When I met him, I fell for him. I was in love with him definitely. We were very similar. I definitely had that feeling of being taken care of. He was always wanting to handle things. I never had that concern of having to worry about myself when I was with him, which I really liked. It was really hard to…That was the thing about him that I had a hard time letting go of. It took me a while to be comfortable with not having that anymore.

He understood our situation, and if our situation started to go south, which at one point it did, he took it upon himself to something about it. That wasn’t something that we had to fight about or even discuss. It was just something he automatically did which was really a great thing.

I really thought for a long time, actually, that we were…Oh my gosh, I can’t believe I’m admitting this, that we were our own little power couple. Because together I just felt really good and confident with him. I felt powerful, for lack of a better word.

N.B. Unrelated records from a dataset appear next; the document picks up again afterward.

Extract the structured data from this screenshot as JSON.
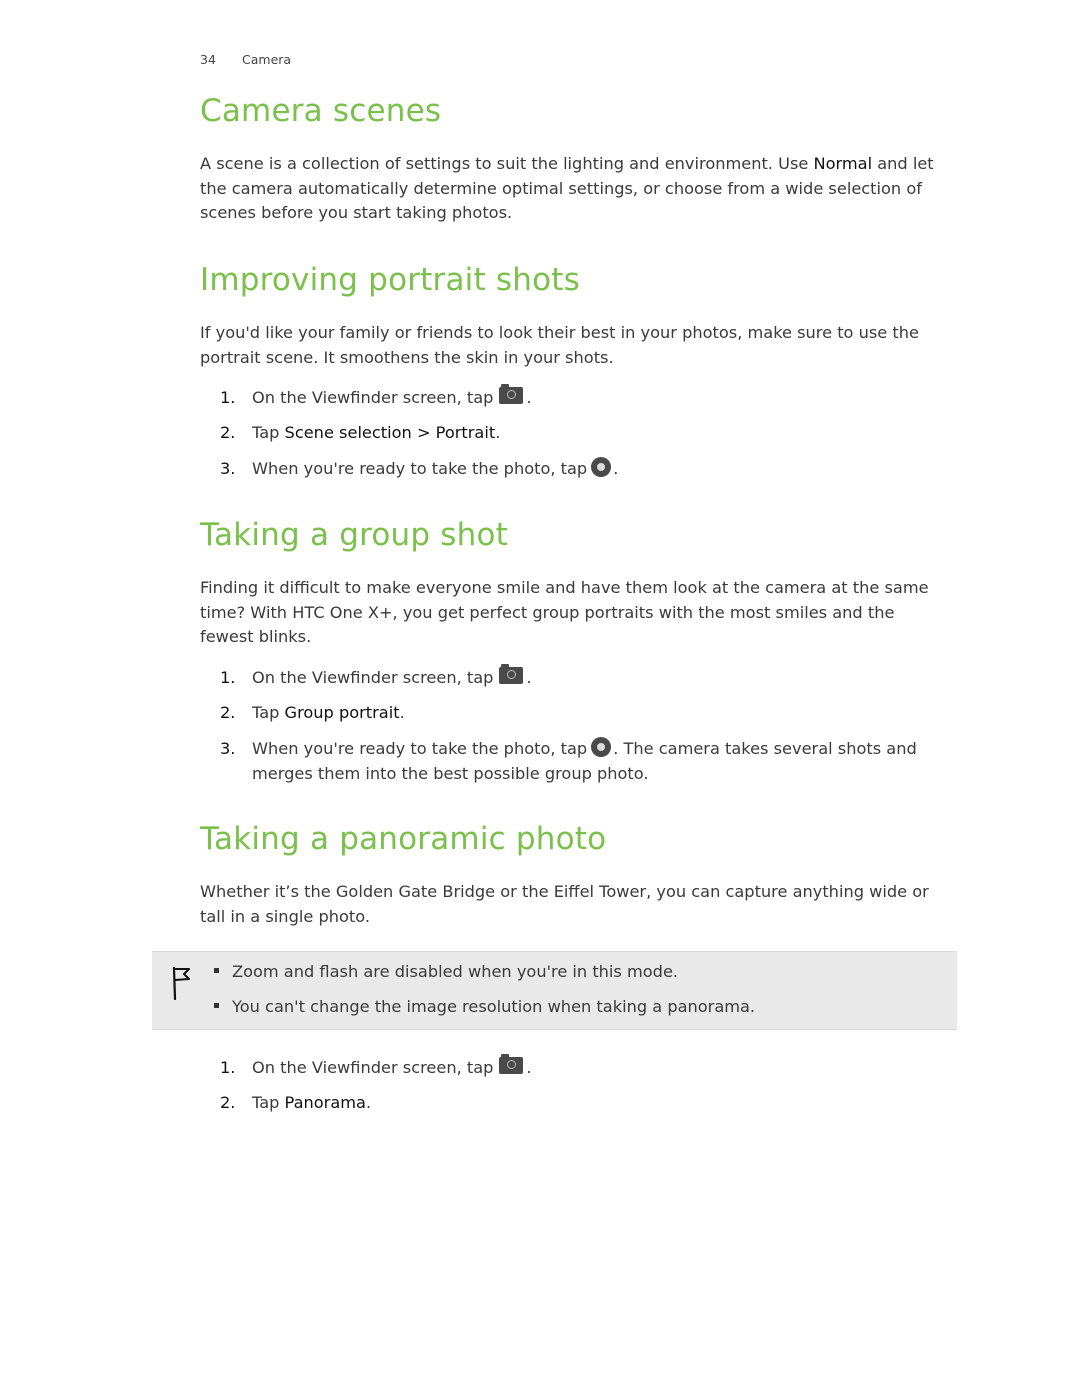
{
  "header": {
    "page_number": "34",
    "chapter": "Camera"
  },
  "sections": {
    "camera_scenes": {
      "title": "Camera scenes",
      "para_before": "A scene is a collection of settings to suit the lighting and environment. Use ",
      "para_em": "Normal",
      "para_after": " and let the camera automatically determine optimal settings, or choose from a wide selection of scenes before you start taking photos."
    },
    "portrait": {
      "title": "Improving portrait shots",
      "para": "If you'd like your family or friends to look their best in your photos, make sure to use the portrait scene. It smoothens the skin in your shots.",
      "steps": [
        {
          "num": "1.",
          "text": "On the Viewfinder screen, tap",
          "icon": "camera-settings-icon",
          "after": "."
        },
        {
          "num": "2.",
          "text": "Tap ",
          "em1": "Scene selection",
          "sep": " > ",
          "em2": "Portrait",
          "after": "."
        },
        {
          "num": "3.",
          "text": "When you're ready to take the photo, tap",
          "icon": "shutter-icon",
          "after": "."
        }
      ]
    },
    "group": {
      "title": "Taking a group shot",
      "para": "Finding it difficult to make everyone smile and have them look at the camera at the same time? With HTC One X+, you get perfect group portraits with the most smiles and the fewest blinks.",
      "steps": [
        {
          "num": "1.",
          "text": "On the Viewfinder screen, tap",
          "icon": "camera-settings-icon",
          "after": "."
        },
        {
          "num": "2.",
          "text": "Tap ",
          "em": "Group portrait",
          "after": "."
        },
        {
          "num": "3.",
          "text": "When you're ready to take the photo, tap",
          "icon": "shutter-icon",
          "after": ". The camera takes several shots and merges them into the best possible group photo."
        }
      ]
    },
    "panoramic": {
      "title": "Taking a panoramic photo",
      "para": "Whether it’s the Golden Gate Bridge or the Eiffel Tower, you can capture anything wide or tall in a single photo.",
      "note_icon": "flag-icon",
      "notes": [
        "Zoom and flash are disabled when you're in this mode.",
        "You can't change the image resolution when taking a panorama."
      ],
      "steps": [
        {
          "num": "1.",
          "text": "On the Viewfinder screen, tap",
          "icon": "camera-settings-icon",
          "after": "."
        },
        {
          "num": "2.",
          "text": "Tap ",
          "em": "Panorama",
          "after": "."
        }
      ]
    }
  }
}
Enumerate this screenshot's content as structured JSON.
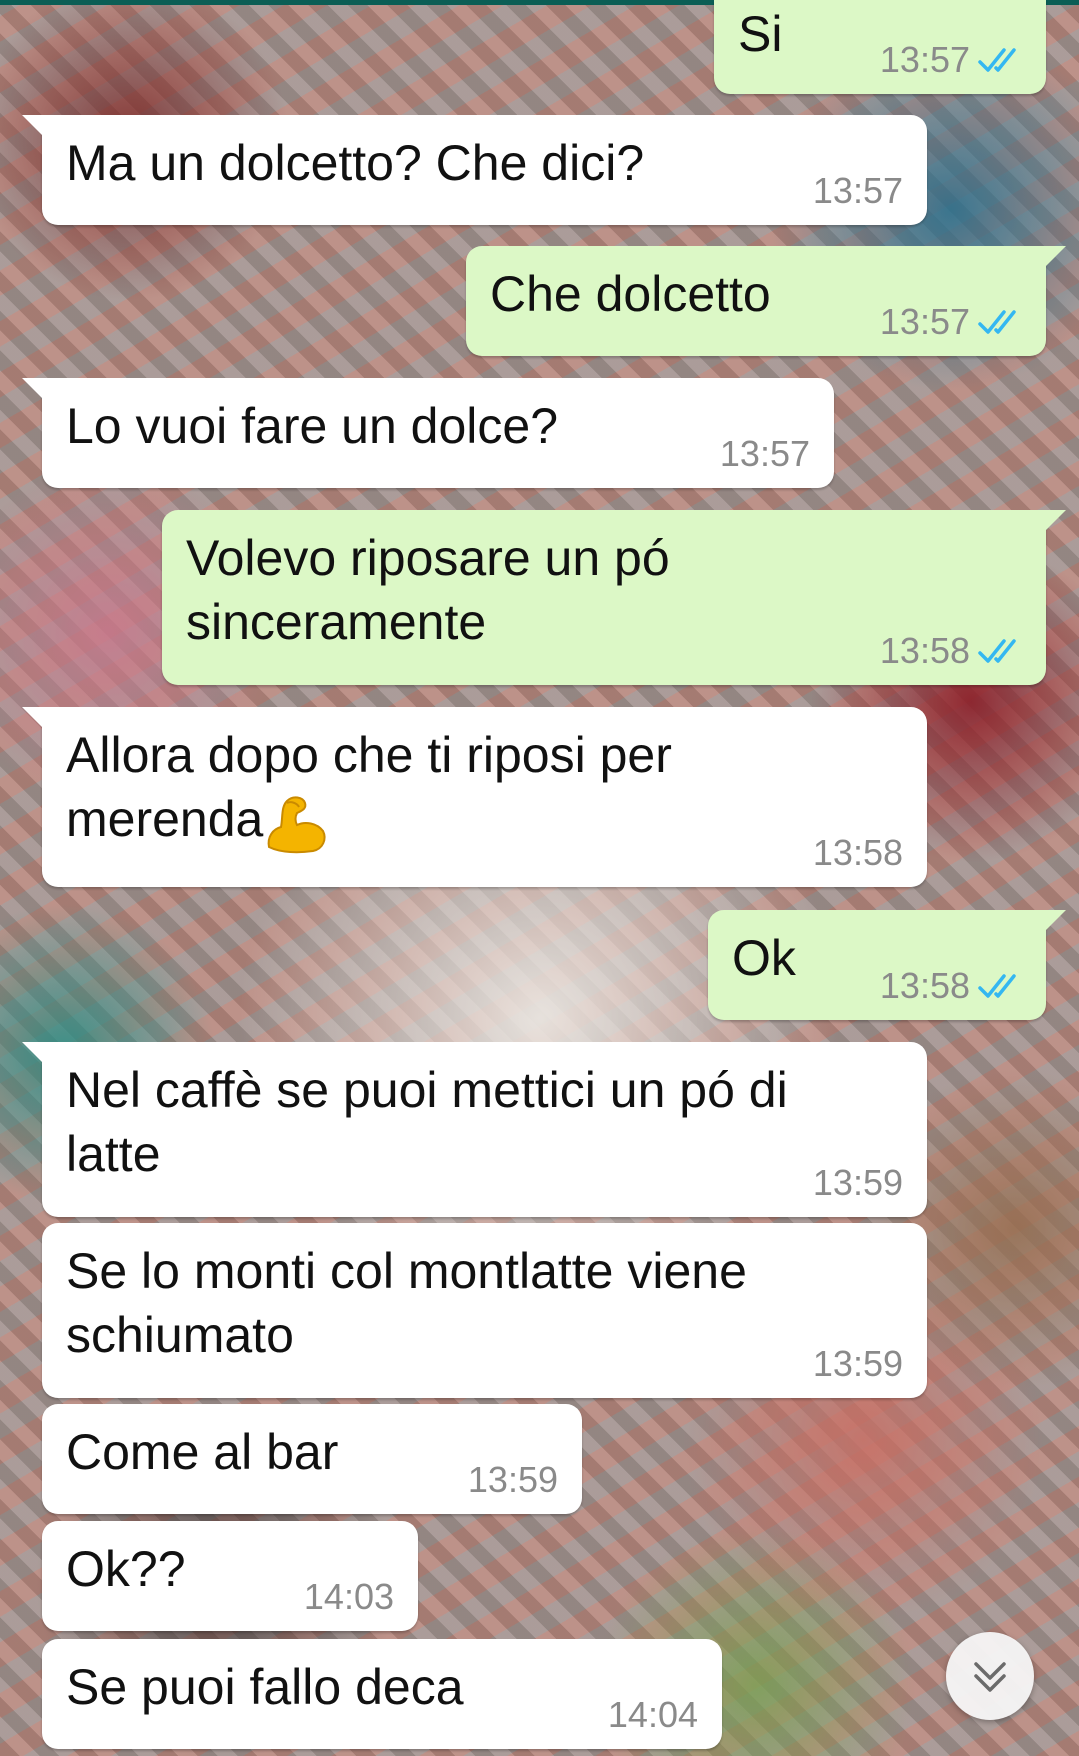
{
  "colors": {
    "incoming_bubble": "#ffffff",
    "outgoing_bubble": "#dcf8c6",
    "read_ticks": "#34b7f1",
    "timestamp": "#8a8a8a"
  },
  "messages": [
    {
      "direction": "outgoing",
      "text": "Si",
      "time": "13:57",
      "status": "read",
      "status_icon": "double-check-icon"
    },
    {
      "direction": "incoming",
      "text": "Ma un dolcetto? Che dici?",
      "time": "13:57"
    },
    {
      "direction": "outgoing",
      "text": "Che dolcetto",
      "time": "13:57",
      "status": "read",
      "status_icon": "double-check-icon"
    },
    {
      "direction": "incoming",
      "text": "Lo vuoi fare un dolce?",
      "time": "13:57"
    },
    {
      "direction": "outgoing",
      "text": "Volevo riposare un pó sinceramente",
      "time": "13:58",
      "status": "read",
      "status_icon": "double-check-icon"
    },
    {
      "direction": "incoming",
      "text": "Allora dopo che ti riposi per merenda",
      "emoji": "flexed-biceps-emoji",
      "time": "13:58"
    },
    {
      "direction": "outgoing",
      "text": "Ok",
      "time": "13:58",
      "status": "read",
      "status_icon": "double-check-icon"
    },
    {
      "direction": "incoming",
      "text": "Nel caffè se puoi mettici un pó di latte",
      "time": "13:59"
    },
    {
      "direction": "incoming",
      "text": "Se lo monti col montlatte viene schiumato",
      "time": "13:59"
    },
    {
      "direction": "incoming",
      "text": "Come al bar",
      "time": "13:59"
    },
    {
      "direction": "incoming",
      "text": "Ok??",
      "time": "14:03"
    },
    {
      "direction": "incoming",
      "text": "Se puoi fallo deca",
      "time": "14:04"
    }
  ],
  "scroll_button": {
    "icon": "double-chevron-down-icon"
  }
}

I guess it would be around the five year mark that I started to see things kind of happen between us. It wasn’t anything really obvious. It was like subtle things like how we would cope with problems. Some things we didn’t seem to be together on anymore. It started to be more separate.

So even though I felt like things were starting to drift between us where we were starting to drift apart from each other…When I got married, I had no intentions of marrying again, so I stuck it out. I thought that we were just going through a bad period and that things would get better. They talk about the first year of marriage, the seven-year itch, or whatever, and so I was committed. I was planning on that we were just going to ride this out and things would get back to normal.

I think at one point we even tried counseling, and it did sort of help things for a little while. But then it seemed like after a while, it really didn’t fix anything and we were still having issues and fighting more often.

Announcer: [inaudible 00:03:43]

Woman: Yeah, at this point where I’m at in my life and how long it’s been since I’ve divorced, I can reflect back. I definitely don’t see this as something that was all his fault or all my fault. I can see where I could’ve handled things better, or he could’ve handled things better.

I think if anything, I wish I just would’ve really kept fighting. I consider myself a fighter, and I wanted to keep fighting at it. But I guess it’s not always easy if you have a mate who doesn’t have that fight in them anymore which is kind of what it seemed like it got to with him.

But as far as anything that I would maybe regret, I don’t think I would forward and do something that I had no intentions of doing like when I mentioned that when I met my ex-husband and he had told me right away that he had intended to move out of state. I don’t know if I would have done that again. I know I wouldn’t. I wouldn’t go into a relationship and do something that I have no intentions in my own life to do.

That’s probably one thing that I would do different, even though the experience has all been good as far moving out of state and coming back. I mean, it’s been a good experience, but I don’t know if I would do that again.

I loved being married. I really did. I like the partnership. I like the security. I intend to be married again. I’m not in a hurry to get married again, but I would eventually like to be one day.

I think of divorce like death, as in when you experience losing someone through death. I think of divorce like that. I think it’s a process that you have to go through in order to get better. You know, you’re losing part of yourself. It’s like a part of you has died, and you have to move on. That’s a process in itself from when the part when you die from the actual divorce to the part where you get to be yourself again. It’s a process.